Department of Biomedical Engineering, Columbia University, New York, NY, 10027, USA.
Current address: Meta Platforms, Inc., Menlo Park, CA, USA.
Alzheimers Res Ther. 2022 Mar 29;14(1):45. doi: 10.1186/s13195-022-00985-x.
The three core pathologies of Alzheimer's disease (AD) are amyloid pathology, tau pathology, and neurodegeneration. Biomarkers exist for each. Neurodegeneration is often detected by neuroimaging, and we hypothesized that a voxel-based deep learning approach using structural MRI might outperform other neuroimaging methods.
First, we implement an MRI-based deep learning model, trained with a data augmentation strategy, which classifies Alzheimer's dementia and generates class activation maps.
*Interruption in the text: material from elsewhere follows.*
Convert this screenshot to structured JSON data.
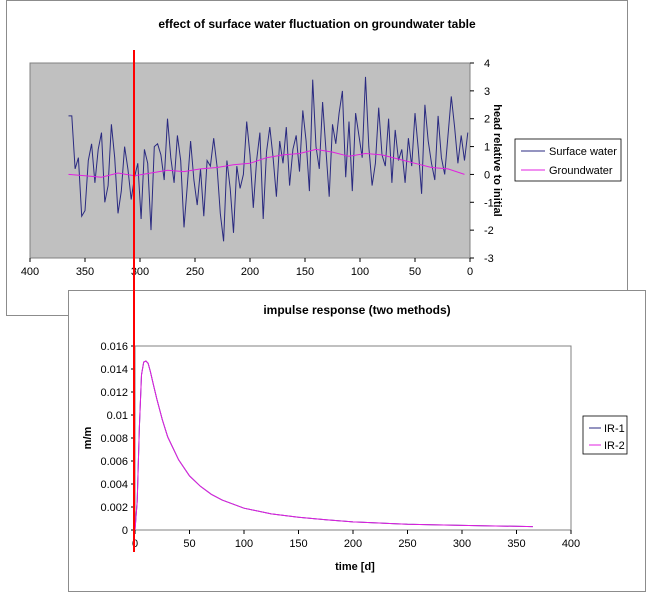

Next, we tested the model in prodromal AD and compared its performance to other biomarkers of amyloid pathology, tau pathology, and neuroimaging biomarkers of neurodegeneration.
The model distinguished between controls and AD with high accuracy (AUROC = 0.973) with class activation maps that localized to the hippocampal formation. As hypothesized, the model also outperformed other neuroimaging biomarkers of neurodegeneration in prodromal AD (AUROC = 0.788) but also outperformed biomarkers of amyloid (CSF Aβ = 0.702) or tau pathology (CSF tau = 0.682), and the findings are interpreted in the context of AD's known anatomical biology.
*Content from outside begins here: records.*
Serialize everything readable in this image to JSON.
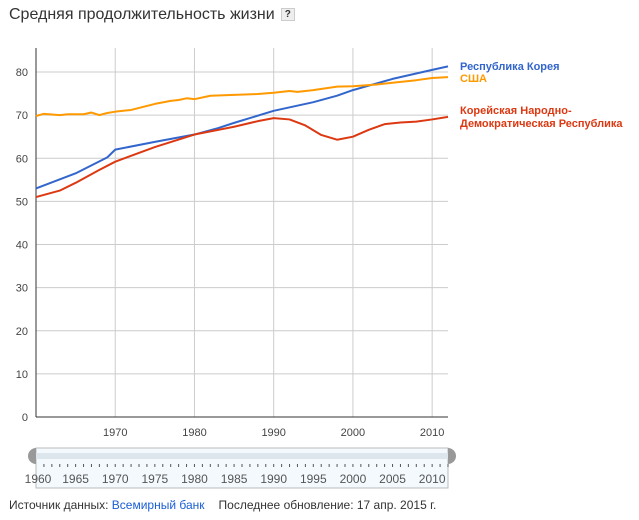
{
  "header": {
    "title": "Средняя продолжительность жизни",
    "help": "?"
  },
  "footer": {
    "source_label": "Источник данных:",
    "source_link": "Всемирный банк",
    "updated": "Последнее обновление: 17 апр. 2015 г."
  },
  "chart_data": {
    "type": "line",
    "title": "Средняя продолжительность жизни",
    "xlim": [
      1960,
      2012
    ],
    "ylim": [
      0,
      80
    ],
    "yticks": [
      0,
      10,
      20,
      30,
      40,
      50,
      60,
      70,
      80
    ],
    "xticks": [
      1970,
      1980,
      1990,
      2000,
      2010
    ],
    "slider_ticks": [
      1960,
      1965,
      1970,
      1975,
      1980,
      1985,
      1990,
      1995,
      2000,
      2005,
      2010
    ],
    "legend_placement": "right",
    "series": [
      {
        "name": "Республика Корея",
        "color": "#3366cc",
        "points": [
          [
            1960,
            53
          ],
          [
            1965,
            56.5
          ],
          [
            1969,
            60.2
          ],
          [
            1970,
            62
          ],
          [
            1975,
            63.8
          ],
          [
            1980,
            65.5
          ],
          [
            1983,
            67
          ],
          [
            1985,
            68.2
          ],
          [
            1990,
            71
          ],
          [
            1995,
            73
          ],
          [
            1998,
            74.5
          ],
          [
            2000,
            75.8
          ],
          [
            2005,
            78.4
          ],
          [
            2010,
            80.5
          ],
          [
            2012,
            81.3
          ]
        ]
      },
      {
        "name": "США",
        "color": "#ff9900",
        "points": [
          [
            1960,
            69.8
          ],
          [
            1961,
            70.3
          ],
          [
            1963,
            70
          ],
          [
            1964,
            70.2
          ],
          [
            1966,
            70.2
          ],
          [
            1967,
            70.6
          ],
          [
            1968,
            70
          ],
          [
            1969,
            70.5
          ],
          [
            1970,
            70.8
          ],
          [
            1972,
            71.2
          ],
          [
            1975,
            72.6
          ],
          [
            1977,
            73.3
          ],
          [
            1978,
            73.5
          ],
          [
            1979,
            73.9
          ],
          [
            1980,
            73.7
          ],
          [
            1982,
            74.5
          ],
          [
            1985,
            74.7
          ],
          [
            1988,
            74.9
          ],
          [
            1990,
            75.2
          ],
          [
            1992,
            75.6
          ],
          [
            1993,
            75.4
          ],
          [
            1995,
            75.8
          ],
          [
            1998,
            76.6
          ],
          [
            2000,
            76.7
          ],
          [
            2003,
            77.1
          ],
          [
            2005,
            77.5
          ],
          [
            2008,
            78.1
          ],
          [
            2010,
            78.6
          ],
          [
            2012,
            78.8
          ]
        ]
      },
      {
        "name": "Корейская Народно-Демократическая Республика",
        "label_lines": [
          "Корейская Народно-",
          "Демократическая Республика"
        ],
        "color": "#dc3912",
        "points": [
          [
            1960,
            51
          ],
          [
            1963,
            52.5
          ],
          [
            1965,
            54.3
          ],
          [
            1968,
            57.3
          ],
          [
            1970,
            59.2
          ],
          [
            1975,
            62.6
          ],
          [
            1980,
            65.5
          ],
          [
            1985,
            67.3
          ],
          [
            1988,
            68.6
          ],
          [
            1990,
            69.3
          ],
          [
            1992,
            69
          ],
          [
            1994,
            67.6
          ],
          [
            1996,
            65.4
          ],
          [
            1998,
            64.3
          ],
          [
            2000,
            65
          ],
          [
            2002,
            66.6
          ],
          [
            2004,
            67.9
          ],
          [
            2006,
            68.3
          ],
          [
            2008,
            68.5
          ],
          [
            2010,
            69
          ],
          [
            2012,
            69.6
          ]
        ]
      }
    ]
  }
}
The advantages of using deep learning to extract biomarker information from conventional MRIs extend practically, potentially reducing patient burden, risk, and cost.
阿尔茨海默病(AD)的三种核心病理学是淀粉样蛋白病理学、tau 病理学和神经退行性变。每种病理学都有相应的生物标志物。神经退行性变通常通过神经影像学检测,我们假设使用结构 MRI 的基于体素的深度学习方法可能优于其他神经影像学方法。
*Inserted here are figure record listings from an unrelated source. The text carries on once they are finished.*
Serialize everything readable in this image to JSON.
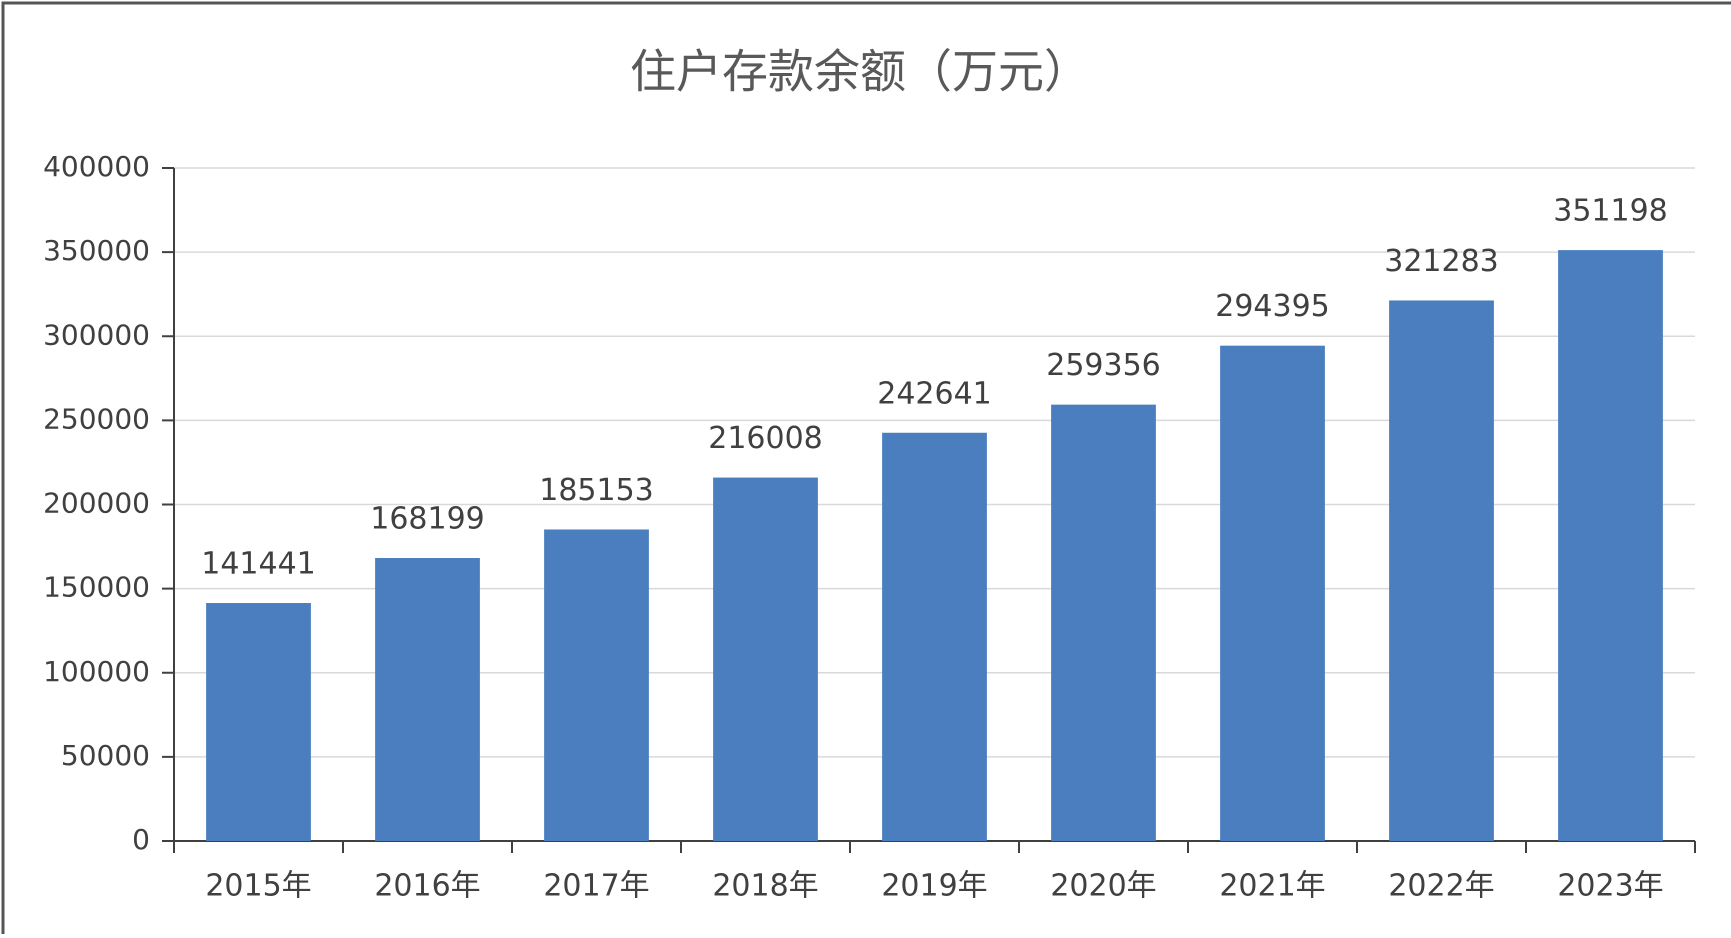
{
  "chart_data": {
    "type": "bar",
    "title": "住户存款余额（万元）",
    "categories": [
      "2015年",
      "2016年",
      "2017年",
      "2018年",
      "2019年",
      "2020年",
      "2021年",
      "2022年",
      "2023年"
    ],
    "values": [
      141441,
      168199,
      185153,
      216008,
      242641,
      259356,
      294395,
      321283,
      351198
    ],
    "color": "#4a7ebf",
    "ylim": [
      0,
      400000
    ],
    "yticks": [
      0,
      50000,
      100000,
      150000,
      200000,
      250000,
      300000,
      350000,
      400000
    ],
    "grid": true
  }
}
首先,我们实现了一个基于 MRI 的深度学习模型,该模型采用数据增强策略进行训练,可以对阿尔茨海默病痴呆症进行分类,并生成类激活图。接下来,我们在前驱 AD 中测试了该模型,并将其性能与其他淀粉样蛋白病理学、tau 病理学和神经影像学神经退行性变生物标志物进行了比较。
该模型具有很高的准确性(AUROC = 0.973),能够区分对照组和 AD 患者,其类激活图定位于海马体。正如假设的那样,该模型在前驱 AD 中也优于其他神经影像学神经退行性变生物标志物(AUROC = 0.788),但也优于淀粉样蛋白(CSF Aβ = 0.702)或 tau 病理学(CSF tau = 0.682)的生物标志物,研究结果结合了 AD 的已知解剖生物学进行解释。
使用深度学习从常规 MRI 中提取生物标志物信息的优势在实践中得到了扩展,这可能会降低患者的负担、风险和成本。